January 16, 2008

Am sitting here in the OOS of A…and in St Louis, one of the things that hits me is the definition of poverty.

Poverty,everywhere, (I thought) is measured by the lack of regular, disposable income and of belongings, of possessions. And so it becomes very difficult for an Indian visiting these shores, no matter how many times…. to understand poverty in America.

My daughter lives not far from a “poor” neighbourhood, where she goes regularly to the YMCA for gym and aerobics classes. Today, I went along, and on the way, she told me that this is a low-cost YMCA, meant for the poorer sections of this area.

I have been here in the past; and there are…. a heated indoor swimming pool, two magnificient gyms, a very large building where several classes, activities are conducted, and a completely heated/air-conditioned (depending on the season) building.

And the members….each of them apparently has a car, a mobile, they have clothes for aerobics or swimming or tae-kwan-do….
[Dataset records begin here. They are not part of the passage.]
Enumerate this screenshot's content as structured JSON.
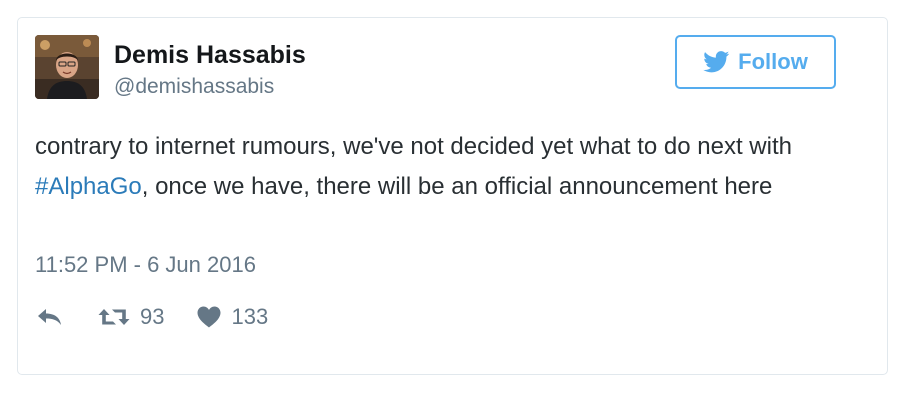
{
  "author": {
    "name": "Demis Hassabis",
    "handle": "@demishassabis"
  },
  "follow_button": {
    "label": "Follow"
  },
  "tweet": {
    "text_before": "contrary to internet rumours, we've not decided yet what to do next with ",
    "hashtag": "#AlphaGo",
    "text_after": ", once we have, there will be an official announcement here",
    "timestamp": "11:52 PM - 6 Jun 2016"
  },
  "stats": {
    "retweets": "93",
    "likes": "133"
  },
  "colors": {
    "accent": "#55acee",
    "link": "#2b7bb9",
    "muted": "#657786",
    "text": "#292f33",
    "border": "#e1e8ed"
  },
  "icons": {
    "follow": "twitter-bird-icon",
    "reply": "reply-icon",
    "retweet": "retweet-icon",
    "like": "heart-icon"
  }
}
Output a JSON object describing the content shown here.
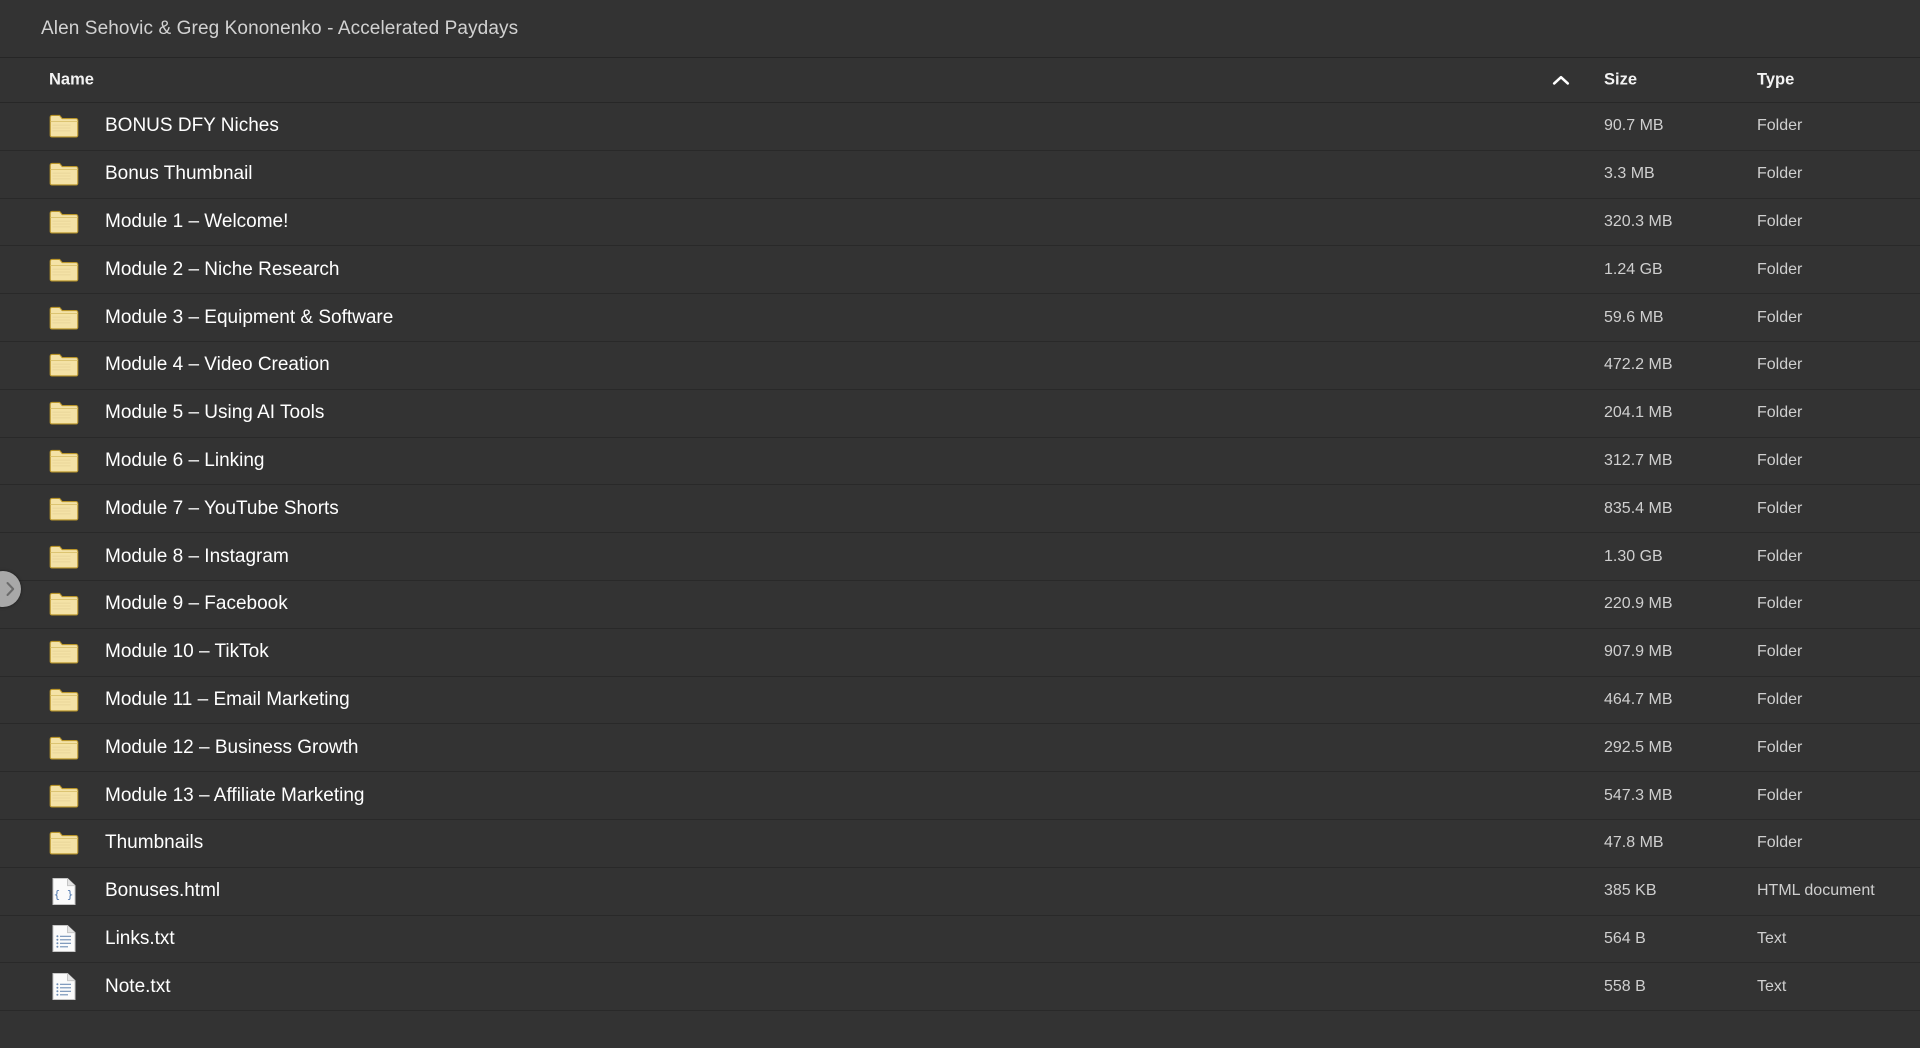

If I, who have been here so many times, find it so difficult to believe, how can anyone who is visiting for the first time believe that one is looking at the face of poverty here? In India, a person leading a lifestyle that includes facilities like this would be part of the privileged upper crust.

But..these black folks (er, I don’t know if that is the right term, politically …please do let me know…African/American? Coloured?…I just don’t know.) ARE poor. The accent is very difficult indeed to follow, but now I do, and I hear conversations…of welfare payments, of difficulties finding, and keeping, jobs….

I hear enough to realize that most of these folks ARE poor, and that it is the state and the YMCA which are extending these facilities to them at low, low rates.

So then…what is my definition of poverty now? When I think of the farmer in the Orissa village, struck by famine, selling his cows to the local middleman and selling his soul to the local moneylender, I cannot help feeling that it might be far better to be “poor” in the USA, than it is to be “poor”…really, really,nothing-at-all-poor…in, say, India, or Bangladesh, or an African country….

There are,of course, other forms of poverty…intellectual, emotional, and a whole host of it….India, for example, suffers from a huge design poverty. Everything is so badly designed….a footpath, for example, could be a few inches high at one place, a foot tall in another, making access so difficult. The corners of pavements could, so easily, be sloped into the road, making wheelchair and perambulator access so much easier….that’s just to give one example….

Oh well..it’s 3.30 am here and I suppose I should not be pontificating about poverty, it’s just that I am still unable to define this to myself now. Perhaps I should say that poverty is differently designated in affluent and poor societies, but that begs the question!